Just go on with what you started. The result found by this method is not optimal, but could be good enough for your purposes.

For each ID generate a set of rows for each day in the range. You already know how to do it, though I'd use a table of numbers for it, rather than generating it on the fly with CTE every time, but it doesn't really matter.

Put result into a temporary table. It will have 10,000 IDs * ~400 days = ~4M rows. The temp table has two columns (ID, FileDate).
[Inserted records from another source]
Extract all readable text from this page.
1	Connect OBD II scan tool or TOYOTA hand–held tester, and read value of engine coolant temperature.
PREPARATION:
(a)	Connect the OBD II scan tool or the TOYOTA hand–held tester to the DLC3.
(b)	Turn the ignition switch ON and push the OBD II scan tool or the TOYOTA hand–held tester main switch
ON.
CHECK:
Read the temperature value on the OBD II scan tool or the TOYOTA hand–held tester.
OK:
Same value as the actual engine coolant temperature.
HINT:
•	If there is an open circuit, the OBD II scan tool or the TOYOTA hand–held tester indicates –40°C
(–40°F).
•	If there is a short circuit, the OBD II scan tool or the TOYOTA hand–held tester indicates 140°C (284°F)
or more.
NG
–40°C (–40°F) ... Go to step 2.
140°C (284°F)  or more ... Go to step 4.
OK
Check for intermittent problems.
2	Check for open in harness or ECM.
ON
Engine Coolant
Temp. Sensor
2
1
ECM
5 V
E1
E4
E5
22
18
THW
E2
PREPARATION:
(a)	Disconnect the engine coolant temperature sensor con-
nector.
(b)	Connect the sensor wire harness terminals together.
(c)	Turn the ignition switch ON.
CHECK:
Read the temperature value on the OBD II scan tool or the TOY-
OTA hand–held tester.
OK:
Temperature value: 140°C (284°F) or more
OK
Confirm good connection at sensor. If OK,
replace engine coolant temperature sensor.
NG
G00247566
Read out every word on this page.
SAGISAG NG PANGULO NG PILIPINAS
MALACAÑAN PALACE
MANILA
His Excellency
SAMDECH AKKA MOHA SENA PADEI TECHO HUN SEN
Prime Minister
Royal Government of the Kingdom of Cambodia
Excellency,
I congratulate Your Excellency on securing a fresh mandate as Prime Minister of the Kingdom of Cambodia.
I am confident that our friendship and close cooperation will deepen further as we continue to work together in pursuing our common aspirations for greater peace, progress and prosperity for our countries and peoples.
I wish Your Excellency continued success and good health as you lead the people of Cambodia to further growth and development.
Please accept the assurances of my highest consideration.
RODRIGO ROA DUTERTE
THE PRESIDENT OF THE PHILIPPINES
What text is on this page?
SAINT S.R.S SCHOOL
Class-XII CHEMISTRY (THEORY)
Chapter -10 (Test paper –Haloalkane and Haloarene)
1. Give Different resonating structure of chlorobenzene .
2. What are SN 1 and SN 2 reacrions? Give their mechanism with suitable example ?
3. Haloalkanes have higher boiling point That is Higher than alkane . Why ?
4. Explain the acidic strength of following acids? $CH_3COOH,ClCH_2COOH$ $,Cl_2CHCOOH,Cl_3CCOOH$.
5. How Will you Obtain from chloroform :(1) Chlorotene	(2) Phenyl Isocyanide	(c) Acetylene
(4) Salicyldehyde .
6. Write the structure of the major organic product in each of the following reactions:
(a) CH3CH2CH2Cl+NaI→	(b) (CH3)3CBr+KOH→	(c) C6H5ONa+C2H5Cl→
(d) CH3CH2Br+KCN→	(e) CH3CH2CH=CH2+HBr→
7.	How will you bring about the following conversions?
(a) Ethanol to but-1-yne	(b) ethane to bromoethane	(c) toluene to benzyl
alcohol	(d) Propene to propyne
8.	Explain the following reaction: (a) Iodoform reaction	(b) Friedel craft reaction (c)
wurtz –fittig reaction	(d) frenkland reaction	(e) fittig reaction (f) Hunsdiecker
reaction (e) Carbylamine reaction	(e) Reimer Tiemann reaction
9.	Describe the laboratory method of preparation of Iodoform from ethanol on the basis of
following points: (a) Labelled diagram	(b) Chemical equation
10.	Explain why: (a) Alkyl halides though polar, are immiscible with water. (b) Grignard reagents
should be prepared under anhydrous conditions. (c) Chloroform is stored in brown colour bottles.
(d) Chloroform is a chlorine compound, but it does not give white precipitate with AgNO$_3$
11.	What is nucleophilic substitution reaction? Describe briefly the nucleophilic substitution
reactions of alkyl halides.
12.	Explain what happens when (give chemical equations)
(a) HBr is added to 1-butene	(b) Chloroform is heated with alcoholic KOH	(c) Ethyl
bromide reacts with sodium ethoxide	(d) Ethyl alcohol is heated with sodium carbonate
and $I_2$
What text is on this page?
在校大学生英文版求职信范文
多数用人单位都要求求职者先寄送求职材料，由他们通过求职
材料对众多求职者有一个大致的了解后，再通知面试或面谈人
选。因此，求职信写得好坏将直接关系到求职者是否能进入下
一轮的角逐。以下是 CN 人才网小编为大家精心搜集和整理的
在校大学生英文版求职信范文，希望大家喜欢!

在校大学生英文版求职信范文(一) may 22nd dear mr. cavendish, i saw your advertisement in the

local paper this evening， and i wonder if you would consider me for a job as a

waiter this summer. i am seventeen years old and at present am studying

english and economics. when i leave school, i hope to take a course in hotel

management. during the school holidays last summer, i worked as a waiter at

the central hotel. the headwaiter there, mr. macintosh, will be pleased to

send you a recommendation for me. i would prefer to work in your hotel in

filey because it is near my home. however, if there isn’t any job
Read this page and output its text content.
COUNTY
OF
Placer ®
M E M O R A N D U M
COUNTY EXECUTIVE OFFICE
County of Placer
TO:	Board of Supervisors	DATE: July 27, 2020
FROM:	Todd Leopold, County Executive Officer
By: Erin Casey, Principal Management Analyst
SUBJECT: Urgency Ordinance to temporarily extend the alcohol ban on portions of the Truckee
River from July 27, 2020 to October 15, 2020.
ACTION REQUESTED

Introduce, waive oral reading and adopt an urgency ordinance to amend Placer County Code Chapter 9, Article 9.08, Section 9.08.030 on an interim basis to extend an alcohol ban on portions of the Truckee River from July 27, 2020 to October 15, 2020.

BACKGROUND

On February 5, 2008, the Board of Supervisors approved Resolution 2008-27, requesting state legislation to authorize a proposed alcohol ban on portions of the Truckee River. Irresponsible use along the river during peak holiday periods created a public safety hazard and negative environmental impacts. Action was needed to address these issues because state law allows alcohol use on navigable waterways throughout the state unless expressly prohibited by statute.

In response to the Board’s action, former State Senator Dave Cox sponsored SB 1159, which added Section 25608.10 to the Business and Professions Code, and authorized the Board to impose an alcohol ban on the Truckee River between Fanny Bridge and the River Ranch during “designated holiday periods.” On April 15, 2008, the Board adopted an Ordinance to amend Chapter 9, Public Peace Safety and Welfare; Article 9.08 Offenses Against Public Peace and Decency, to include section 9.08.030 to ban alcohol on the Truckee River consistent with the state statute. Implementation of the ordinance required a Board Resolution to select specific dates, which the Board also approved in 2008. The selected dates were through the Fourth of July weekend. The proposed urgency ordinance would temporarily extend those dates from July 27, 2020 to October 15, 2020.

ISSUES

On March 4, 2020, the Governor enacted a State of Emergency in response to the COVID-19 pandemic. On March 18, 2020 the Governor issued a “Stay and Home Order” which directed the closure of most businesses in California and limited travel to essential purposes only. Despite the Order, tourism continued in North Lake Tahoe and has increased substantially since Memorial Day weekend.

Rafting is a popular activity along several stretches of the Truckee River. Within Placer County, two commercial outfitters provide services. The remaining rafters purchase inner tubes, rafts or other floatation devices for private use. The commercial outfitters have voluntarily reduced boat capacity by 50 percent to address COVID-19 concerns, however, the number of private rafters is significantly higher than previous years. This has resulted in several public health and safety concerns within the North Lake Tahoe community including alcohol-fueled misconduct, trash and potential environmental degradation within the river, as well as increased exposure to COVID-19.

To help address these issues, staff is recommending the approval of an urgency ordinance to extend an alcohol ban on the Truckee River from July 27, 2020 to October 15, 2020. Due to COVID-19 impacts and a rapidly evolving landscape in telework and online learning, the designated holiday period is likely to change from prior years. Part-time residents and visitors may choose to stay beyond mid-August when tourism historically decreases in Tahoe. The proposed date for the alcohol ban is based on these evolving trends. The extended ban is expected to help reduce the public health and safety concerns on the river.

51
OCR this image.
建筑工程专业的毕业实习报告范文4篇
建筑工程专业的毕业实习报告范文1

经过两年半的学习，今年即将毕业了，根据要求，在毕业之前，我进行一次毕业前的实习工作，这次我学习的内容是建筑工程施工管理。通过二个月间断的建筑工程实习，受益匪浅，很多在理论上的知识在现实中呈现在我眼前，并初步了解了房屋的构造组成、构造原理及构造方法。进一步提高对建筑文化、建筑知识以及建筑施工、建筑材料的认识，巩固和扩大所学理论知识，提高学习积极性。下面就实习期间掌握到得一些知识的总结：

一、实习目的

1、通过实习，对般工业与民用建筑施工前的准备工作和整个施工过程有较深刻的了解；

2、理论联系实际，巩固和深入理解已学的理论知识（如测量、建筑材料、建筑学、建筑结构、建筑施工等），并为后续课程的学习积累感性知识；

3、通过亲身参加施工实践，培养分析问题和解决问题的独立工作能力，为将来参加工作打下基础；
Create appropriate indexes. I'd start with two: on (ID, FileDate) and on (FileDate, ID). Make one of them clustered and primary key. I'd try to make (FileDate, ID) as clustered primary key.

Then process in a loop:

Find a date that has most number of IDs:

SELECT TOP(1) @VarDate = FileDate
FROM #temp
GROUP BY FileDate
ORDER BY COUNT(*) DESC;

Remember found date (and optionally its IDs) in another temp table for the final result.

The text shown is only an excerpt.